Review: 24 Frames

Director: Abbas Kiarostami

‘I always wonder to what extent the artist aims to depict the reality of a scene. Painters capture only one frame of reality and nothing before or after it. For “24 Frames” I started with famous paintings but then switched to photos I had taken through the years. I included about four and a half minutes of what I imagined might have taken place before or after each image I had captured.’

The above appears simply in white text on black at the beginning of 24 Frames; the last film from Iranian master Abbas Kiarostami. With sequencing finished after his death in July 2016 by his son Ahmad Kiarostami, it depicts 24 of these vignettes, occasionally with musical accompaniment (but more often without), and represents the final masterpiece of one of world cinema’s true legends. It is a piece that exists between mediums. It would sit appropriately in a gallery as an art installation. It would look miraculous in a cinema. And, thanks to the Criterion Collection, it has been released on a beautiful Blu-Ray here in the UK for home viewing.

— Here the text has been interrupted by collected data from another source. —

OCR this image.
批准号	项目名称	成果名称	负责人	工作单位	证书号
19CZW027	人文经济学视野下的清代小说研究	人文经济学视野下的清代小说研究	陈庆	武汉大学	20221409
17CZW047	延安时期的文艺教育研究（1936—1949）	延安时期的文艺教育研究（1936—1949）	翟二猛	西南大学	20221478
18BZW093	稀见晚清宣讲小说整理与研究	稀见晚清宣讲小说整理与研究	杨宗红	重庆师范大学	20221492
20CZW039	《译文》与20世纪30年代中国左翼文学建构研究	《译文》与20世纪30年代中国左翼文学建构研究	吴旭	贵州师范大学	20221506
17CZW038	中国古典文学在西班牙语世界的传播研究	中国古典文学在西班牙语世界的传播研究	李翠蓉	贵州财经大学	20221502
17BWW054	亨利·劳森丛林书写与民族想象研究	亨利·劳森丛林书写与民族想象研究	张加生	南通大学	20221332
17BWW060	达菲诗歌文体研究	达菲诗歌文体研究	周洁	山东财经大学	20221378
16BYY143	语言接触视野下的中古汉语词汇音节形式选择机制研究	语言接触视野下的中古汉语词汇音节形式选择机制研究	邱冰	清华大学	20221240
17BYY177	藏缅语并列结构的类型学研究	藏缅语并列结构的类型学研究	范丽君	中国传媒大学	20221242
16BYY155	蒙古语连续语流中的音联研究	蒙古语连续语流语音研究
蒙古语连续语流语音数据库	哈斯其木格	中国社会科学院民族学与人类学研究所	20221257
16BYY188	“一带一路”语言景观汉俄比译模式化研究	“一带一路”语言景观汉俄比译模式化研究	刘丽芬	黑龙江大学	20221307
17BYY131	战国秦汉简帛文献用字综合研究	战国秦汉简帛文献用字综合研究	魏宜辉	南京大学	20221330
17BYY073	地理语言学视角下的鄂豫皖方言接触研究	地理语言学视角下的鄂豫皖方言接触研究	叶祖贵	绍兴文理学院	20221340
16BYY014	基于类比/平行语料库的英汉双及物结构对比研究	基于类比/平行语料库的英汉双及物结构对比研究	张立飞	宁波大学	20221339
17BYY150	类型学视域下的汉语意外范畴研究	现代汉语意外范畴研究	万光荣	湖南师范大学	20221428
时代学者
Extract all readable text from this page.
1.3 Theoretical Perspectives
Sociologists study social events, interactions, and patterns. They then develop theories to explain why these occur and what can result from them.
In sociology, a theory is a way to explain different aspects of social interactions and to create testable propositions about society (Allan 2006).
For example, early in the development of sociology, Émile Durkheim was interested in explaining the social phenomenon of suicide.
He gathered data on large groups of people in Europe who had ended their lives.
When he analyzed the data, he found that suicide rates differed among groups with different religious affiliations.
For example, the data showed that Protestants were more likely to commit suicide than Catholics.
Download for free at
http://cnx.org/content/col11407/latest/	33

24 Frames does indeed begin with a famous painting. Pieter Brueghel’s 16th century work Hunters In The Snow fades in and Kiarostami’s minimalist approach to bringing these pieces to life becomes clear. Through digital manipulation and compositing, Kiarostami animates a snowfall and the chimneys start smoking. In the distance animals cross. In the foreground a dog sniffs. Ambient sounds encourage a sense of place, of environment. Four minutes later, it fades to black and an intertitle introduces the next frame.

The remaining 23 are all photos of Kiarostami’s. The natural world takes precedent, and for the first hour, the presence of humanity in the world is only occasionally inferred. Only once does he engineer movement of the camera itself; recreating the moment his car slows to a stop and the window rolls down so that he can capture two horses investigating one another in the snow. This itself seems curiously fitting considering a career that seemed so frequently to be preoccupied with travelling in cars.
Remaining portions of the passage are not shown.